Energy in Macronutrients

Answer 9

• Different macronutrients provide different amounts of energy:
  1. 1g Carbohydrate = 4 kcal
  2. 1g Protein = 4 kcal
  3. 1g Fat = 9 kcal
  4. 1g Alcohol = 7 Kcal
  5. 1g Fibre (yielded from bacterial fermentation in the gut) = 2 kcal

Question 10

Mitochondria & ATP

Answer 10

• All life relies on ATP (adenosine triphosphate) as the energy ‘currency’ used to fuel cell processes.
• Mitochondria generate ATP through Acetyl CoA formation, the Krebs Cycle and the Electron Transport Chain.
• The key nutrients needed to fuel these include: Magnesium, Manganese, Iron, Sulphur, CoQ10, Copper, Vitamin B1, B2, B3, B5 and alpha-lipoic acid.
• Nutrient deficiencies, toxins (including poor liver detoxification and elimination pathways) and heavy metals (e.g. Mercury, Arsenic & Aluminium) can damage mitochondria and interfere with energy production.
  Mitochondria = the organelles responsible for energy (ATP) production

Question 11

Energy Production

Answer 11

• We should address all factors that contribute to ATP production.
  Impairment of any can result in deficiency (e.g. fatigue).
  1. Sufficient nutrient intake (fuel)
  2. Digestion & absorption
  3. Respiratory (i.e. lung) health
  4. Heart & circulation health
  5. Mitochondrial health
  6. Thyroid health
  7. Adrenal health
  8. Healthy Detoxification
  9. Sleep hygiene

Question 12

Energy Production: Sufficient nutrient intake (fuel)

Answer 12

• Sufficient nutrient intake (fuel): Nutrient intake is crucial for cell respiration (i.e. for the Krebs cycle etc.) – so ensure good nutrition.

Question 13

Energy Production: Digestion & absorption

Answer 13

• Digestion & absorption: Digestion is crucial for the liberation of nutrients from food.

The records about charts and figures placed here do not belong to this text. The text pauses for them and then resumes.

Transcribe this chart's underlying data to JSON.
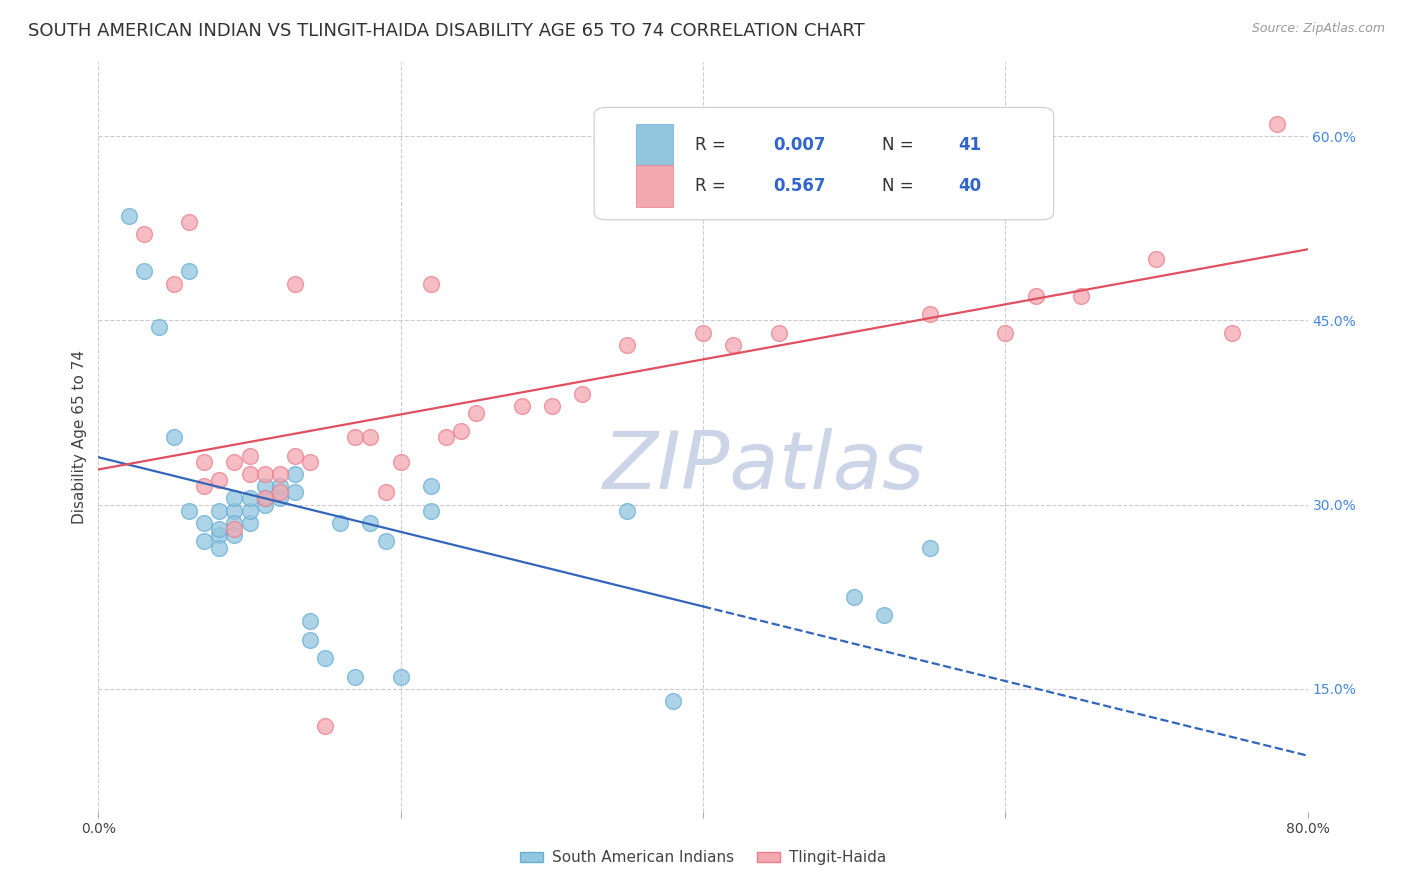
{
  "title": "SOUTH AMERICAN INDIAN VS TLINGIT-HAIDA DISABILITY AGE 65 TO 74 CORRELATION CHART",
  "source": "Source: ZipAtlas.com",
  "ylabel": "Disability Age 65 to 74",
  "x_min": 0.0,
  "x_max": 0.8,
  "y_min": 0.05,
  "y_max": 0.66,
  "x_ticks": [
    0.0,
    0.2,
    0.4,
    0.6,
    0.8
  ],
  "x_tick_labels": [
    "0.0%",
    "",
    "",
    "",
    "80.0%"
  ],
  "y_ticks": [
    0.15,
    0.3,
    0.45,
    0.6
  ],
  "y_tick_labels": [
    "15.0%",
    "30.0%",
    "45.0%",
    "60.0%"
  ],
  "legend_labels_bottom": [
    "South American Indians",
    "Tlingit-Haida"
  ],
  "blue_scatter_x": [
    0.02,
    0.04,
    0.06,
    0.07,
    0.07,
    0.08,
    0.08,
    0.09,
    0.09,
    0.09,
    0.1,
    0.1,
    0.1,
    0.11,
    0.11,
    0.11,
    0.12,
    0.12,
    0.13,
    0.13,
    0.14,
    0.14,
    0.15,
    0.16,
    0.17,
    0.18,
    0.19,
    0.2,
    0.22,
    0.22,
    0.35,
    0.38,
    0.5,
    0.52,
    0.55,
    0.03,
    0.05,
    0.06,
    0.08,
    0.08,
    0.09
  ],
  "blue_scatter_y": [
    0.535,
    0.445,
    0.295,
    0.285,
    0.27,
    0.295,
    0.275,
    0.295,
    0.305,
    0.285,
    0.285,
    0.295,
    0.305,
    0.305,
    0.315,
    0.3,
    0.305,
    0.315,
    0.325,
    0.31,
    0.205,
    0.19,
    0.175,
    0.285,
    0.16,
    0.285,
    0.27,
    0.16,
    0.315,
    0.295,
    0.295,
    0.14,
    0.225,
    0.21,
    0.265,
    0.49,
    0.355,
    0.49,
    0.28,
    0.265,
    0.275
  ],
  "pink_scatter_x": [
    0.07,
    0.07,
    0.09,
    0.1,
    0.11,
    0.11,
    0.12,
    0.12,
    0.13,
    0.14,
    0.17,
    0.18,
    0.2,
    0.23,
    0.24,
    0.25,
    0.28,
    0.3,
    0.32,
    0.35,
    0.4,
    0.42,
    0.45,
    0.55,
    0.6,
    0.62,
    0.65,
    0.7,
    0.75,
    0.78,
    0.03,
    0.05,
    0.06,
    0.08,
    0.09,
    0.1,
    0.13,
    0.15,
    0.19,
    0.22
  ],
  "pink_scatter_y": [
    0.315,
    0.335,
    0.335,
    0.325,
    0.325,
    0.305,
    0.325,
    0.31,
    0.34,
    0.335,
    0.355,
    0.355,
    0.335,
    0.355,
    0.36,
    0.375,
    0.38,
    0.38,
    0.39,
    0.43,
    0.44,
    0.43,
    0.44,
    0.455,
    0.44,
    0.47,
    0.47,
    0.5,
    0.44,
    0.61,
    0.52,
    0.48,
    0.53,
    0.32,
    0.28,
    0.34,
    0.48,
    0.12,
    0.31,
    0.48
  ],
  "bg_color": "#ffffff",
  "scatter_blue_color": "#92c5de",
  "scatter_blue_edge": "#6aaed6",
  "scatter_pink_color": "#f4a8b0",
  "scatter_pink_edge": "#e87f8c",
  "trend_blue_color": "#3366bb",
  "trend_pink_color": "#e05060",
  "grid_color": "#cccccc",
  "watermark_color": "#ccd5e8",
  "title_fontsize": 13,
  "axis_label_fontsize": 11,
  "tick_fontsize": 10
}
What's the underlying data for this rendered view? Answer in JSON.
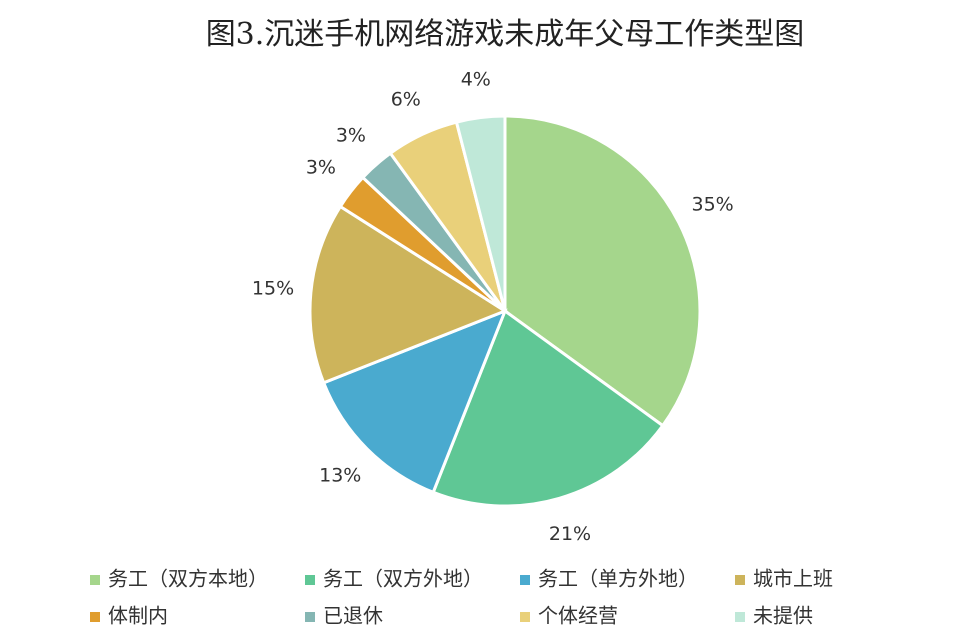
{
  "chart_data": {
    "type": "pie",
    "title": "图3.沉迷手机网络游戏未成年父母工作类型图",
    "categories": [
      "务工（双方本地）",
      "务工（双方外地）",
      "务工（单方外地）",
      "城市上班",
      "体制内",
      "已退休",
      "个体经营",
      "未提供"
    ],
    "values": [
      35,
      21,
      13,
      15,
      3,
      3,
      6,
      4
    ],
    "value_labels": [
      "35%",
      "21%",
      "13%",
      "15%",
      "3%",
      "3%",
      "6%",
      "4%"
    ],
    "colors": [
      "#a5d68c",
      "#5fc795",
      "#4aaacf",
      "#cdb45b",
      "#e09d2e",
      "#85b6b3",
      "#e9d07a",
      "#bfe8d8"
    ],
    "legend": "bottom"
  }
}
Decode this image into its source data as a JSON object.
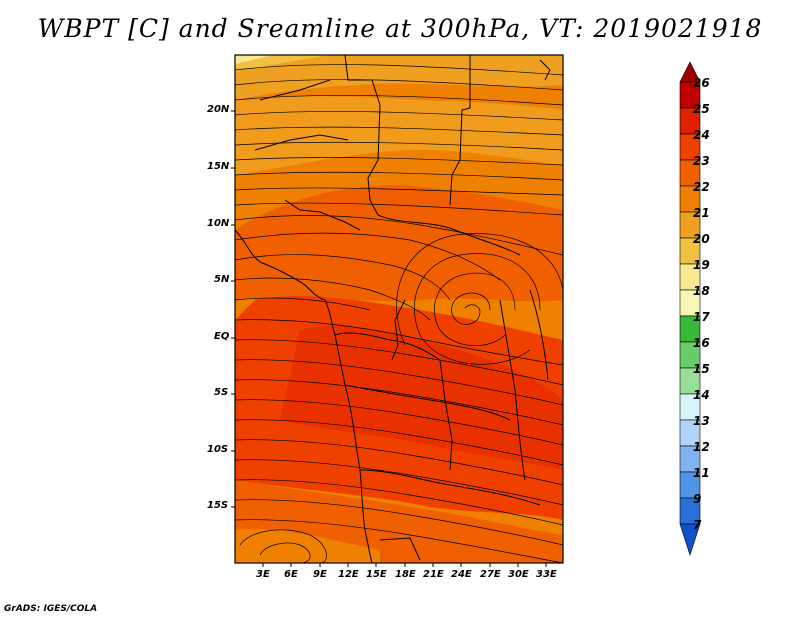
{
  "title": "WBPT [C] and Sreamline at 300hPa, VT: 2019021918",
  "footer": "GrADS: IGES/COLA",
  "map": {
    "lat_labels": [
      "20N",
      "15N",
      "10N",
      "5N",
      "EQ",
      "5S",
      "10S",
      "15S"
    ],
    "lon_labels": [
      "3E",
      "6E",
      "9E",
      "12E",
      "15E",
      "18E",
      "21E",
      "24E",
      "27E",
      "30E",
      "33E"
    ]
  },
  "colorbar": {
    "labels": [
      "26",
      "25",
      "24",
      "23",
      "22",
      "21",
      "20",
      "19",
      "18",
      "17",
      "16",
      "15",
      "14",
      "13",
      "12",
      "11",
      "9",
      "7"
    ],
    "colors": [
      "#a00000",
      "#c00000",
      "#e02000",
      "#f04000",
      "#f06000",
      "#f08000",
      "#f0a020",
      "#f0c040",
      "#f8e890",
      "#38b838",
      "#68cc68",
      "#98de98",
      "#c8f0c8",
      "#d8f4f8",
      "#b0d4f8",
      "#80b4f0",
      "#5094e8",
      "#2870d8",
      "#1050c8"
    ]
  },
  "colors": {
    "field_orange": "#f08000",
    "field_dark": "#f06000",
    "field_red": "#f04000",
    "field_light": "#f0a020",
    "field_yellow": "#f0c040"
  }
}
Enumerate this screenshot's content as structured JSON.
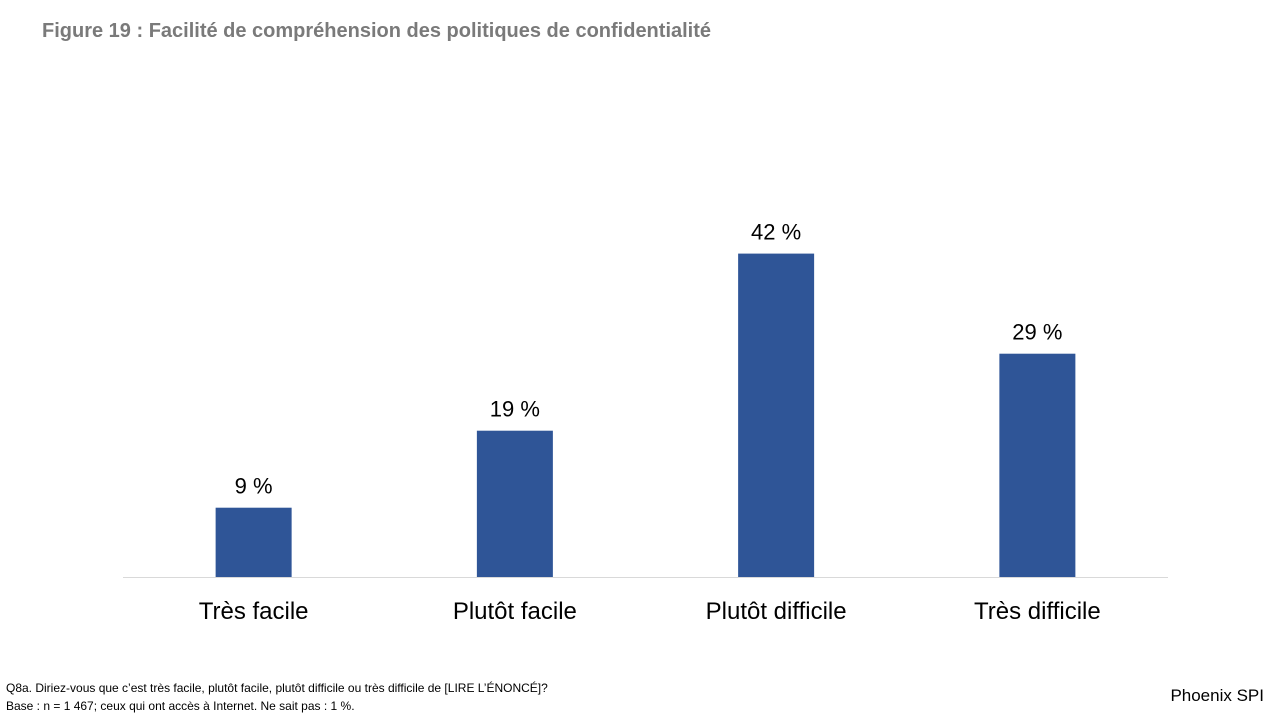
{
  "title": "Figure 19 : Facilité de compréhension des politiques de confidentialité",
  "chart_data": {
    "type": "bar",
    "categories": [
      "Très facile",
      "Plutôt facile",
      "Plutôt difficile",
      "Très difficile"
    ],
    "values": [
      9,
      19,
      42,
      29
    ],
    "data_labels": [
      "9 %",
      "19 %",
      "42 %",
      "29 %"
    ],
    "unit": "%",
    "ylim": [
      0,
      50
    ],
    "grid": false,
    "legend": "none",
    "bar_color": "#2f5597",
    "axis_color": "#d9d9d9",
    "label_color": "#000000"
  },
  "footnotes": {
    "question": "Q8a. Diriez-vous que c’est très facile, plutôt facile, plutôt difficile ou très difficile de [LIRE L’ÉNONCÉ]?",
    "base": "Base : n = 1 467; ceux qui ont accès à Internet. Ne sait pas : 1 %."
  },
  "brand": "Phoenix SPI"
}
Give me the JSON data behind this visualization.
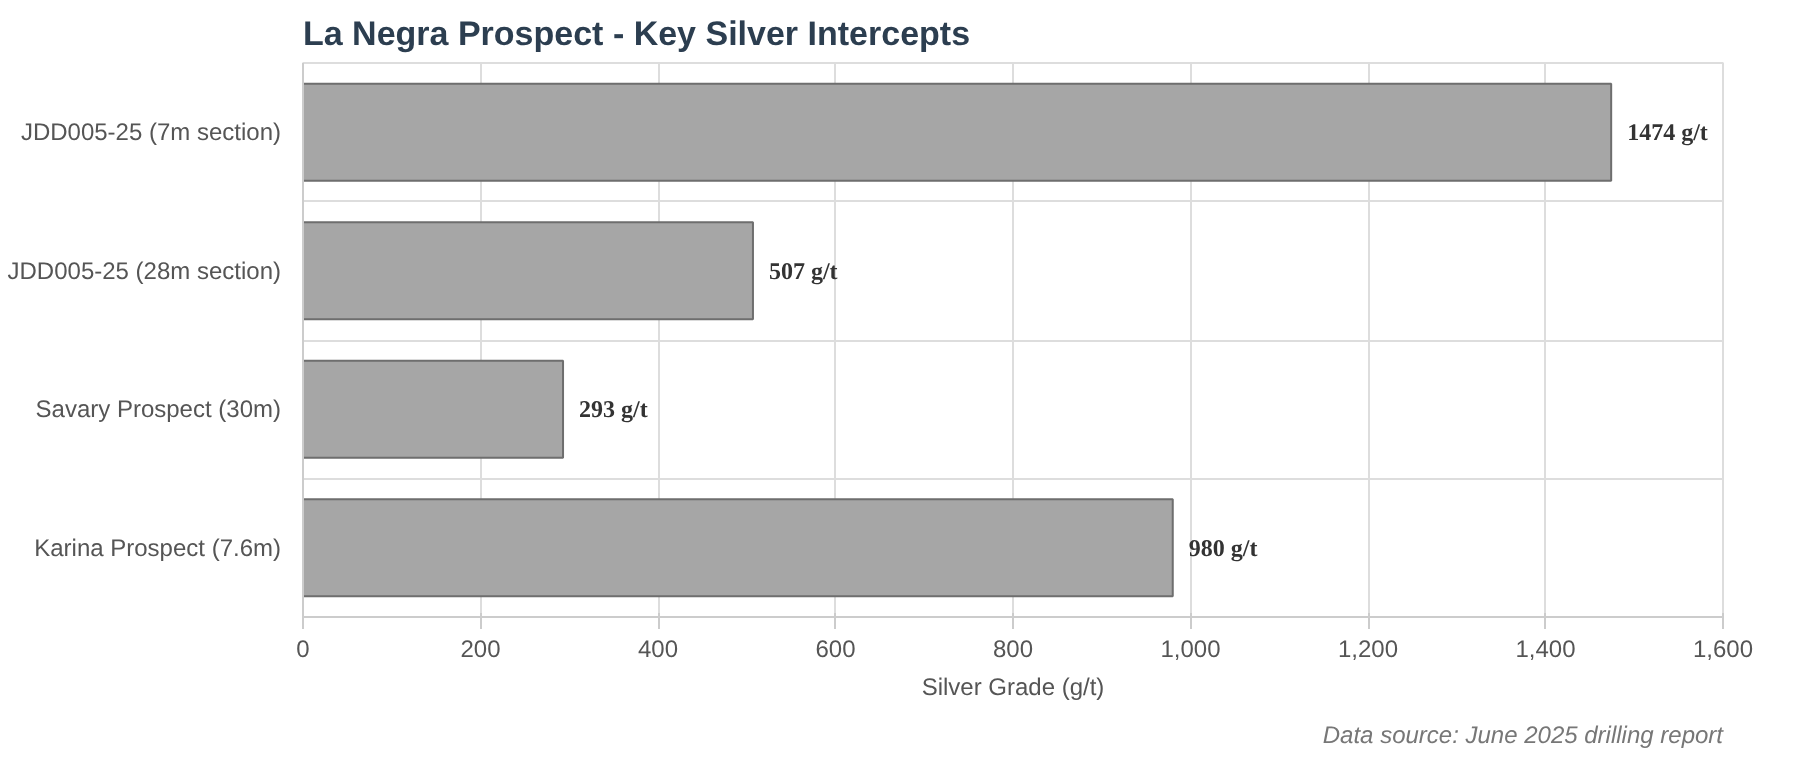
{
  "chart_data": {
    "type": "bar",
    "orientation": "horizontal",
    "title": "La Negra Prospect - Key Silver Intercepts",
    "xlabel": "Silver Grade (g/t)",
    "categories": [
      "JDD005-25 (7m section)",
      "JDD005-25 (28m section)",
      "Savary Prospect (30m)",
      "Karina Prospect (7.6m)"
    ],
    "values": [
      1474,
      507,
      293,
      980
    ],
    "color": "#a6a6a6",
    "value_labels": [
      "1474 g/t",
      "507 g/t",
      "293 g/t",
      "980 g/t"
    ],
    "xlim": [
      0,
      1600
    ],
    "xticks": [
      0,
      200,
      400,
      600,
      800,
      {
        "value": 1000,
        "label": "1,000"
      },
      {
        "value": 1200,
        "label": "1,200"
      },
      {
        "value": 1400,
        "label": "1,400"
      },
      {
        "value": 1600,
        "label": "1,600"
      }
    ],
    "grid": true,
    "annotations": [
      "Data source: June 2025 drilling report"
    ]
  }
}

Good GI health is also vital for nutrient absorption.

Question 14

Energy Production: Respiratory health

Answer 14

• Respiratory (i.e. lung) health: Oxygen intake. Consider lung diseases, smoking, chronic hyperventilation.

Question 15

Energy Production: Heart & circulation health

Answer 15

• Heart & circulation health: Key in nutrient (‘fuel’) delivery to cells.

Question 16

Energy Production: Mitochondrial health

Answer 16

• Mitochondrial health: Requires nutrients for ATP production, including antioxidants to protect against mitochondrial damage, as well as a minimal toxic load.

Question 17

Energy Production: Thyroid health

Answer 17

• Thyroid health: Upregulates metabolism.

Question 18

Energy Production: Adrenal health

Answer 18

• Adrenal health: Adr and NorAdr increase energy delivery (stimulate glycolysis, increase HR and BP, dilating airways).

Question 19

Energy Production: Healthy Detoxification

Answer 19

• Healthy Detoxification: To prevent mitochondrial damage, optimise liver detoxification and routes of elimination (bowel, kidneys, skin, lungs) and minimise toxic exposure.

Question 20

Energy Production: Sleep hygiene

Answer 20

• Sleep hygiene: Promote melatonin production (a potent antioxidant).